Jewish stereotypes influenced a grand jury’s decision to indict Sholom Rubashkin, Patricia Kuehn testified.
Defense consultant: Jewish stereotypes played role in jury
By GRANT SCHULTE • Des Moines Register
Cedar Rapids, Ia. – Jewish stereotypes likely influenced a grand jury’s decision to indict Sholom Rubashkin on 97 federal charges, a consultant hired by defense lawyers said today.
Patricia Kuehn, an Illinois-based jury consultant, testified that “racial, cultural and religious matters” raised with grand jury members gradually shaped their perception of Rubashkin, a former executive at Agriprocessors in Postville. Rubashkin is a Hasidic Jew, a branch of Orthodox Judaism.
Federal prosecutors vigorously challenged Kuehn’s statements and alleged that defense lawyers had twisted snippets of the grand jury hearing out of context.

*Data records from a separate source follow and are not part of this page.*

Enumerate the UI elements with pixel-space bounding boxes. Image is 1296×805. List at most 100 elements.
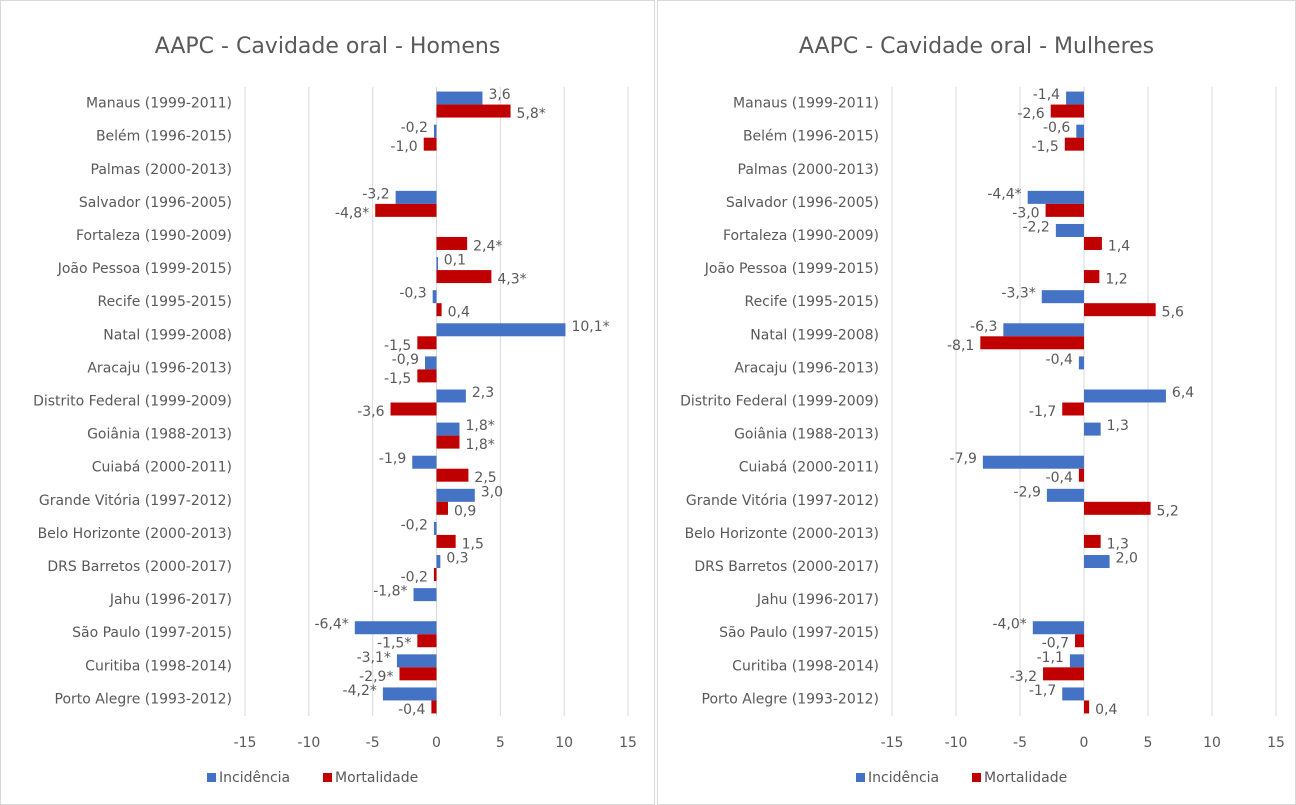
y-tick-label: Recife (1995-2015)	[97, 294, 232, 310]
bar	[436, 468, 469, 482]
y-tick-label: Manaus (1999-2011)	[733, 96, 879, 112]
y-tick-label: Palmas (2000-2013)	[91, 162, 232, 178]
bar	[399, 667, 437, 681]
bar	[1003, 323, 1084, 337]
y-tick-label: Belém (1996-2015)	[743, 129, 879, 145]
bar	[982, 455, 1084, 469]
y-tick-label: Salvador (1996-2005)	[726, 195, 879, 211]
data-label: -2,9*	[359, 669, 393, 685]
bar	[436, 91, 483, 105]
data-label: -0,4	[1046, 470, 1073, 486]
y-tick-label: Curitiba (1998-2014)	[732, 658, 879, 674]
bar	[1062, 402, 1084, 416]
data-label: 0,3	[446, 551, 468, 567]
bar	[436, 534, 456, 548]
x-tick-label: 15	[619, 735, 637, 751]
data-label: -2,9	[1014, 484, 1041, 500]
bar	[375, 203, 437, 217]
x-tick-label: -5	[366, 735, 380, 751]
y-tick-label: São Paulo (1997-2015)	[72, 625, 232, 641]
bar	[1084, 555, 1110, 569]
data-label: -0,3	[399, 286, 426, 302]
data-label: -3,3*	[1001, 286, 1035, 302]
data-label: 5,8*	[517, 106, 546, 122]
bar	[1041, 290, 1084, 304]
bar	[433, 568, 437, 582]
data-label: -4,8*	[335, 205, 369, 221]
bar	[436, 555, 441, 569]
data-label: -4,2*	[343, 683, 377, 699]
data-label: 5,2	[1157, 503, 1179, 519]
bar	[1069, 654, 1084, 668]
x-tick-label: 5	[1144, 735, 1153, 751]
data-label: -4,4*	[987, 186, 1021, 202]
bar	[413, 588, 437, 602]
x-tick-label: -5	[1013, 735, 1027, 751]
data-label: -1,7	[1029, 683, 1056, 699]
bar	[1084, 389, 1166, 403]
y-tick-label: Aracaju (1996-2013)	[734, 360, 879, 376]
data-label: -3,2	[1010, 669, 1037, 685]
data-label: -0,9	[392, 352, 419, 368]
data-label: -1,5	[384, 371, 411, 387]
data-label: -0,2	[401, 570, 428, 586]
data-label: -1,9	[379, 451, 406, 467]
bar	[1078, 468, 1084, 482]
data-label: 1,3	[1107, 418, 1129, 434]
bar	[436, 422, 460, 436]
x-tick-label: 10	[555, 735, 573, 751]
bar	[1064, 137, 1084, 151]
data-label: 3,0	[481, 484, 503, 500]
data-label: -1,5	[384, 338, 411, 354]
bar	[980, 336, 1084, 350]
y-tick-label: Aracaju (1996-2013)	[87, 360, 232, 376]
bar	[1045, 203, 1084, 217]
data-label: -8,1	[947, 338, 974, 354]
y-tick-label: Natal (1999-2008)	[750, 327, 879, 343]
x-tick-label: -10	[945, 735, 968, 751]
y-tick-label: Manaus (1999-2011)	[86, 96, 232, 112]
data-label: 1,3	[1107, 536, 1129, 552]
data-label: -6,3	[970, 319, 997, 335]
x-tick-label: -15	[234, 735, 257, 751]
data-label: 0,4	[448, 305, 470, 321]
bar	[1084, 534, 1101, 548]
bar	[417, 634, 437, 648]
data-label: -4,0*	[992, 617, 1026, 633]
bar	[1084, 501, 1151, 515]
data-label: 0,1	[444, 253, 466, 269]
data-label: -0,4	[1046, 352, 1073, 368]
data-label: 2,5	[474, 470, 496, 486]
x-tick-label: -15	[881, 735, 904, 751]
data-label: -6,4*	[314, 617, 348, 633]
x-tick-label: 5	[496, 735, 505, 751]
chart-right: AAPC - Cavidade oral - Mulheres -15 -10 -5 0…	[657, 0, 1296, 805]
bar	[431, 700, 437, 714]
bar	[433, 124, 437, 138]
bar	[417, 336, 437, 350]
y-tick-label: Goiânia (1988-2013)	[734, 427, 879, 443]
data-label: -3,0	[1012, 205, 1039, 221]
data-label: -1,0	[390, 139, 417, 155]
y-tick-label: Cuiabá (2000-2011)	[92, 460, 232, 476]
legend-swatch	[972, 773, 981, 782]
chart-title: AAPC - Cavidade oral - Homens	[155, 34, 501, 59]
legend-label: Incidência	[868, 770, 939, 786]
data-label: 1,5	[462, 536, 484, 552]
bar	[436, 257, 438, 271]
y-tick-label: Curitiba (1998-2014)	[85, 658, 232, 674]
y-tick-label: Palmas (2000-2013)	[738, 162, 879, 178]
y-tick-label: DRS Barretos (2000-2017)	[47, 559, 232, 575]
y-tick-label: Jahu (1996-2017)	[109, 592, 232, 608]
bar	[382, 687, 437, 701]
bar	[1084, 303, 1156, 317]
y-tick-label: Salvador (1996-2005)	[79, 195, 232, 211]
legend-label: Incidência	[219, 770, 290, 786]
y-tick-label: Porto Alegre (1993-2012)	[702, 691, 879, 707]
bar	[1078, 356, 1084, 370]
y-tick-label: Porto Alegre (1993-2012)	[55, 691, 232, 707]
data-label: -2,6	[1017, 106, 1044, 122]
legend-swatch	[207, 773, 216, 782]
legend-swatch	[323, 773, 332, 782]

The three-hour hearing in U.S. District Court revealed pieces of otherwise confidential grand jury testimony. One witness made reference to a stereotype that Jews never collect loan interest from fellow Jews, Kuehn said.
The testimony at one point made light of a “Jewish guy with a small hat and a beard,” Kuehn said. Another witness, an unidentified Baptist minister, reportedly told the jury that “I am like you” when asked about his religion.
Defense lawyers argued that, over time, members of the grand jury began to associate Rubashkin with negative Jewish stereotypes, which then influenced their decision to indict the former plant executive.
Rubashkin faces 97 federal charges tied to alleged bank fraud, immigration fraud and failure to pay his cattle producers. His arrest came roughly five months after federal agents raided the kosher meat plant and detained 389 suspected illegal immigrant workers.
Federal prosecutors countered that Kuehn, who was paid $2,500 to review the grand jury transcript and several studies, did not review all of the information relevant to the case. Kuehn also made reference to stereotypes that were not necessarily negative, and could not have known what specifically jurors were thinking, said Assistant U.S. Attorney Sean R. Berry.
“If the court does find bias – and I submit it will not – then the defendant still has to prove prejudice,” Berry said. “The expert’s opinion doesn’t show actual prejudice.”
Even if the jury had been biased, Berry said, prosecutors also presented bank records and scores of witnesses to bolster their case.
The testimony came during a series of motion hearings in U.S. District Court. Lawyers this morning argued over whether to move Rubashkin’s trial to Chicago or Minneapolis because of negative pretrial publicity.
Lawyers will reconvene this afternoon to argue whether to split the charges into three separate cases that would be tried separately.
U.S. District Judge Linda Reade has not ruled on any of the issues.